Это обстоятельство допускает различные объяснения. Цезарь говорил о себе в третьем лице. Почему же в таком случае прусской «Staats-Zeitung», когда она говорит о третьих лицах, не иметь в виду самоё себя? Дети, говоря о себе, обыкновенно вместо слова «я» называют себя по имени: «Георг» и т. п. Почему же прусской «Staats-Zeitung» не замещать местоимение «я» именами: «Vossische»[14], «Spenersche»[15] или именем какого-нибудь другого святого?
Появилась новая цензурная инструкция. Наши газеты сочли необходимым усвоить манеры и внешние формы, подобающие свободе. И прусская «Staats-Zeitung» тоже была вынуждена встряхнуться и обзавестись какой-нибудь либеральной — по меньшей мере, самостоятельной — идеей.
Первым необходимым условием свободы является, однако, самопознание, самопознание же невозможно без признаний.
Если только твердо помнить, что прусская «Staats-Zeitung» опубликовала здесь свои признания; если не упускать из виду, что мы тут видим перед собой первое пробуждение полуофициального газетного детища к самосознанию, — то все загадки будут разрешены. Мы убедимся, что прусская «Staats-Zeitung» «невозмутимым тоном произносит великие слова», и нам только трудно будет решить: восхищаться ли нам больше невозмутимостью этого величия или величием этой невозмутимости?
Едва только успела появиться цензурная инструкция, едва только успела «Staats-Zeitung» прийти в себя от этого удара, как она выступила с вопросом: «Какую пользу принесла вам, прусским газетам, большая свобода по отношению к цензуре?»
Она, очевидно, этим хочет сказать: какую пользу принесли мне долгие годы строгого цензурного надзора? Чем же я стала, несмотря на весь старательный надзор и всестороннюю опеку? И что же теперь будет со мной? Ходить самостоятельно я не научилась, а падкая на зрелища публика ждёт всяких антраша от паралитика. Такая же участь ждёт и вас, мои сёстры! Признаем же открыто перед прусским народом наши слабости, но будем дипломатичны в этих своих признаниях. Мы не скажем ему прямо, что мы неинтересны. Но мы ему скажем, что если прусские газеты неинтересны прусскому народу, то прусское государство не представляет интереса для газет.
Смелый вопрос «Staats-Zeitung» и ещё более смелый ответ являются только прелюдией к её пробуждению, — это она сквозь сон бормочет текст той роли, которую она впоследствии исполнит. Она пробуждается к сознанию, она проявляет свою сокровенную сущность. Внимайте Эпимениду[16]!

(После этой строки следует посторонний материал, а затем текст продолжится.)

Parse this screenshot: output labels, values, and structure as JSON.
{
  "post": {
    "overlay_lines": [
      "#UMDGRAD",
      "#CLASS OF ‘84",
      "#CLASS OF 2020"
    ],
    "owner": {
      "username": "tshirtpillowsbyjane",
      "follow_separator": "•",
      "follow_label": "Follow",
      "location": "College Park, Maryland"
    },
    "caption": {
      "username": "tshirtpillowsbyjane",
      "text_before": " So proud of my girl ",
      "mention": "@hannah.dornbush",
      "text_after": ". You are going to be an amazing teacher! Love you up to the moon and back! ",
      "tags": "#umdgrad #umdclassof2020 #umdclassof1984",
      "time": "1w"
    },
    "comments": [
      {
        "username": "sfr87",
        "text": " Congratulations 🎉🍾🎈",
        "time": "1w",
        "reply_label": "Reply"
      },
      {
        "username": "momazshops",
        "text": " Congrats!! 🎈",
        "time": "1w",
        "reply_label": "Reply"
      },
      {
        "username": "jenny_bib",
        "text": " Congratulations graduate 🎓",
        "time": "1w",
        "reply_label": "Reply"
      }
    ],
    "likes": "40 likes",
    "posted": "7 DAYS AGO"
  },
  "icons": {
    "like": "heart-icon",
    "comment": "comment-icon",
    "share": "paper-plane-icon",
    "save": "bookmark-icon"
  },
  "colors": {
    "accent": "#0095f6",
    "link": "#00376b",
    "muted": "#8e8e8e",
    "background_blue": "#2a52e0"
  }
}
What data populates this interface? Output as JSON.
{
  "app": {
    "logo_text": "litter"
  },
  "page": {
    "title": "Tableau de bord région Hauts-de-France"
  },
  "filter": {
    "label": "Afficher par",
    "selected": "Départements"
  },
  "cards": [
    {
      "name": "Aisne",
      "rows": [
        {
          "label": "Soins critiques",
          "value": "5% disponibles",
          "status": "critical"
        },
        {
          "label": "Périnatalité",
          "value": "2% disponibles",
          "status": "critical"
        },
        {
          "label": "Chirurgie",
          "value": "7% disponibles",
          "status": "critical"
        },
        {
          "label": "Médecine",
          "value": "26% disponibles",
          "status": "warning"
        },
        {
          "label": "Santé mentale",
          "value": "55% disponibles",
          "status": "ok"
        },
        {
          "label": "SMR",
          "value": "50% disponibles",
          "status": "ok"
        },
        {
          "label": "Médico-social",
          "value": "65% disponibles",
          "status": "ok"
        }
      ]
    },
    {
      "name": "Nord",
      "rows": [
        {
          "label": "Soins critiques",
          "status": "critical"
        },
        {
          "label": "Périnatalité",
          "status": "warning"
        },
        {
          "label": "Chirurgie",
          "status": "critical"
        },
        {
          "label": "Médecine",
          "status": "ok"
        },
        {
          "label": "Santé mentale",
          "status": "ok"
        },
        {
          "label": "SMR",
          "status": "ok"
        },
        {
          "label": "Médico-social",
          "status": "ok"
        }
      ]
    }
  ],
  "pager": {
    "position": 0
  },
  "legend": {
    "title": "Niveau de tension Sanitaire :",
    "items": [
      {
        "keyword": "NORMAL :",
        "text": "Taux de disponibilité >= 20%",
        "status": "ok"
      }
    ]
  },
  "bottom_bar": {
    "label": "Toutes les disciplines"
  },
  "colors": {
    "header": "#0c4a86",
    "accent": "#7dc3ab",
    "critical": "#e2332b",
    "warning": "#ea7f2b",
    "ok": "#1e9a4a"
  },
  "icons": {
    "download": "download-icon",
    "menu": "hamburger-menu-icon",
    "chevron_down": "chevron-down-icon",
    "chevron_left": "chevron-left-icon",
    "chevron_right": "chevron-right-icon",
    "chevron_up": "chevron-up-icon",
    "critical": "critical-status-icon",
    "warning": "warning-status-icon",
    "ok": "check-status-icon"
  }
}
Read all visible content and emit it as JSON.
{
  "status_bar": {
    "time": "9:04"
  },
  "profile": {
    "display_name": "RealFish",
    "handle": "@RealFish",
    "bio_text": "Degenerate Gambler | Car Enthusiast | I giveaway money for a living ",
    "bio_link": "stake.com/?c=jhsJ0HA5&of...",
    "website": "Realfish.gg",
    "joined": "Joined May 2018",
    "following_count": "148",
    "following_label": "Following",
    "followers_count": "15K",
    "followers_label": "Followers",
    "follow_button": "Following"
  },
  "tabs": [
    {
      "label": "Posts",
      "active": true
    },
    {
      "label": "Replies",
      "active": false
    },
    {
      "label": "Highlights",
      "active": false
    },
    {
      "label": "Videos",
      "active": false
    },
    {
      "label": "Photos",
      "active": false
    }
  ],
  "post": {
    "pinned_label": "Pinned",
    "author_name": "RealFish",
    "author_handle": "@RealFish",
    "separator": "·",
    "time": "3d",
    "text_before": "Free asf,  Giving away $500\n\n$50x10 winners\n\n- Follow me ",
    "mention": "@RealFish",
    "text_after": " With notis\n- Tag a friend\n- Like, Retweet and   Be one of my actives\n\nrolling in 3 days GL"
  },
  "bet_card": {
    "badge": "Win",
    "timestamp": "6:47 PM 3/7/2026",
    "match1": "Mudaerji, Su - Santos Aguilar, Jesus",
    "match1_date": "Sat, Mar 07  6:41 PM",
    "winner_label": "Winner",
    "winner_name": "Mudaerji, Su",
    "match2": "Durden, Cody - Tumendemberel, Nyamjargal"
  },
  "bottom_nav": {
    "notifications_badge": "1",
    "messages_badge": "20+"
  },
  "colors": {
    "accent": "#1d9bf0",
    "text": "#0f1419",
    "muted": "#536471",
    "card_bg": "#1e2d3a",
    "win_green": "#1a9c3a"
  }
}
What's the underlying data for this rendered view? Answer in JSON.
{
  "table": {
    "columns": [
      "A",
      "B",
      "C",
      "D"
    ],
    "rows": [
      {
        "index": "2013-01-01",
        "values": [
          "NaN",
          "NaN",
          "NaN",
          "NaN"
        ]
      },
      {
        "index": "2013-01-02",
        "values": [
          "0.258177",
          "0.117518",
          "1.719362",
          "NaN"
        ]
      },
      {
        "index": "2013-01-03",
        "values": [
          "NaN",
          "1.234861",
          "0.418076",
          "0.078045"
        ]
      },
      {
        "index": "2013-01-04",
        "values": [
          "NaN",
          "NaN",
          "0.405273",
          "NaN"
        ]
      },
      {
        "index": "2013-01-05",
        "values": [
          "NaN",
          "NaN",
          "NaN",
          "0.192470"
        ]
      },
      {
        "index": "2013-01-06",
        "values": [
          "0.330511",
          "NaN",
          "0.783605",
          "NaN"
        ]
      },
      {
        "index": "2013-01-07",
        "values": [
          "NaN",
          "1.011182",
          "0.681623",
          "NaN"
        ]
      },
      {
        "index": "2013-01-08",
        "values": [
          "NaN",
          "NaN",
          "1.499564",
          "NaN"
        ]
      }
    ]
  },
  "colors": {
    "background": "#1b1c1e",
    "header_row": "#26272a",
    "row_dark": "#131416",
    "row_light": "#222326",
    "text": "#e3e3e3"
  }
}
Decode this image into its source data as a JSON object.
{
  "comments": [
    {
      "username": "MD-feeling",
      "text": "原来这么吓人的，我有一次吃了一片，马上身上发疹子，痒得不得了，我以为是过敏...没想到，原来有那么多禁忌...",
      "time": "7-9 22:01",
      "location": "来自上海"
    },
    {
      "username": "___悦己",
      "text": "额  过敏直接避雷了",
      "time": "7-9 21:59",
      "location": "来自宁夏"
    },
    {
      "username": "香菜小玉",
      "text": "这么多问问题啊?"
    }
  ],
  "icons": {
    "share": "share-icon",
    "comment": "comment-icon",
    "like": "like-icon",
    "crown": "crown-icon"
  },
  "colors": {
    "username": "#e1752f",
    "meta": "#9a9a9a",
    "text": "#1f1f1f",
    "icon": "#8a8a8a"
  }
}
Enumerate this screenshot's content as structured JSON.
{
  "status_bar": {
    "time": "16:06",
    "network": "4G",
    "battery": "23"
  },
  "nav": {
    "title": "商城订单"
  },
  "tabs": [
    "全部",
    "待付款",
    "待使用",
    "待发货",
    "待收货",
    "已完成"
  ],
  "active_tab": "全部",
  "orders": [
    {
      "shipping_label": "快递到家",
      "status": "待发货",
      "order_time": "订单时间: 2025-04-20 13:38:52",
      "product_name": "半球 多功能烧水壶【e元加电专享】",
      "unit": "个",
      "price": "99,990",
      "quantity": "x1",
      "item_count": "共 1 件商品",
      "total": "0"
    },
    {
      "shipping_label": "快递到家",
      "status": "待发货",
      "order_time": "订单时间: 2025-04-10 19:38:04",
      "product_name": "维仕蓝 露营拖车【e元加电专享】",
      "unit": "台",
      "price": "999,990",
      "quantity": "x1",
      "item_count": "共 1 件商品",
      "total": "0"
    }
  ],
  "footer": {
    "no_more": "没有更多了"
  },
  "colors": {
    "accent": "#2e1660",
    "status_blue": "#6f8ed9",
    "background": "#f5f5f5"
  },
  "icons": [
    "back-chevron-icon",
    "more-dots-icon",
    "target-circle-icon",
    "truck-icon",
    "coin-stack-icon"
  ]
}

Известно, что первой теоретической деятельностью рассудка, который ещё колеблется между чувственностью и мышлением, является счёт. Счёт — это первый свободный теоретический акт рассудка ребёнка. Давайте считать, — взывает прусская «Staats-Zeitung» к своим сёстрам[17]. Статистика — первая политическая наука! Я познал голову человека, если я знаю, сколько на ней волос.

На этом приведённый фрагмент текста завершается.